Il prit sa place au Rocher du Conseil, lorsque le clan s’y réunissait, et, là, il découvrit qu’en regardant fixement un loup quelconque il pouvait le forcer à baisser les yeux : ainsi faisait-il pour s’amuser. A d’autres moments, il arrachait les longues épines du poil de ses amis, car les loups souffrent terriblement des épines et de tous les aiguillons qui se logent dans leur fourrure. Il descendait, la nuit, le versant de la montagne, vers les terres cultivées, et regardait avec une grande curiosité les villageois dans leurs huttes ; mais il se méfiait des hommes parce que Bagheera lui avait montré une boîte carrée, avec une trappe, si habilement dissimulée dans la jungle qu’il marcha presque dessus, et elle lui avait dit que c’était un piège. Ce qu’il aimait par-dessus tout, c’était de s’enfoncer avec Bagheera au chaud cœur noir de la forêt, pour dormir tout le long de la lourde journée, et voir, quand venait la nuit, comment Bagheera s’y prenait pour tuer : elle tuait de droite, de gauche, au caprice de sa faim, et ainsi faisait Mowgli—à une exception près. Aussitôt qu’il eut l’âge de comprendre, Bagheera lui dit qu’il ne devait jamais toucher au bétail parce qu’il avait été racheté, dans le Conseil du clan, au prix de la vie d’un taureau.
—La jungle t’appartient, dit Bagheera, et tu peux y tuer tout ce que tu es assez fort pour tuer ; mais en souvenir du taureau qui t’a racheté, tu ne dois jamais tuer ni manger de bétail jeune ou vieux. C’est la Loi de la Jungle.
Mowgli s’y conforma fidèlement.
Il grandit ainsi et devint fort comme le devient naturellement un garçon qui ne va pas à l’école et n’a à s’occuper de rien dans la vie que de choses à manger.
Mère Louve lui dit, une fois ou deux, que Shere Khan n’était pas un être auquel on dût se fier, et qu’un jour il lui faudrait tuer Shere Khan ; et sans doute un jeune loup se fût rappelé cet avis à chaque heure de sa vie, mais Mowgli l’oublia parce qu’il n’était qu’un petit garçon—et pourtant il se serait donné à lui-même le nom de loup s’il avait su parler aucune langue humaine.
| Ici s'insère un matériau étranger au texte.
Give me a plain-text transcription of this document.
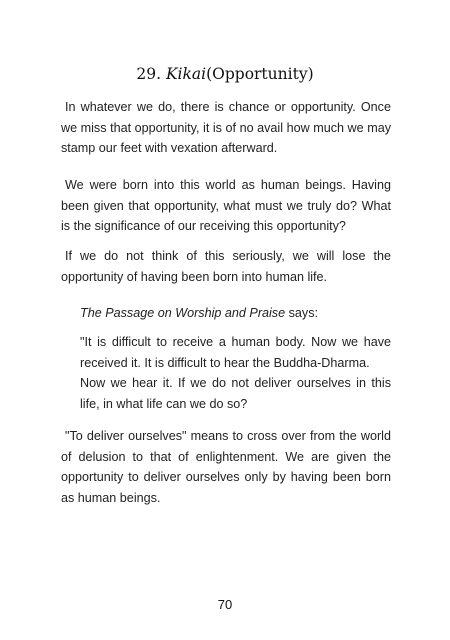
29. Kikai(Opportunity)

In whatever we do, there is chance or opportunity. Once we miss that opportunity, it is of no avail how much we may stamp our feet with vexation afterward.

We were born into this world as human beings. Having been given that opportunity, what must we truly do? What is the significance of our receiving this opportunity?

If we do not think of this seriously, we will lose the opportunity of having been born into human life.

The Passage on Worship and Praise says:

"It is difficult to receive a human body. Now we have received it. It is difficult to hear the Buddha-Dharma.
Now we hear it. If we do not deliver ourselves in this life, in what life can we do so?

"To deliver ourselves" means to cross over from the world of delusion to that of enlightenment. We are given the opportunity to deliver ourselves only by having been born as human beings.

70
Shere Khan se trouvait toujours sur son chemin dans la jungle. A mesure que le chef Akela prenait de l’âge et s’affaiblissait, le tigre boiteux s’était lié de grande amitié avec les loups plus jeunes de la tribu, qui le suivaient pour avoir ses restes, chose que jamais Akela n’aurait permise s’il avait osé aller jusqu’au bout de son autorité légitime. En outre, Shere Khan les flattait : il s’étonnait que de si beaux jeunes chasseurs fussent satisfaits de se laisser conduire par un loup moribond et par un petit d’homme.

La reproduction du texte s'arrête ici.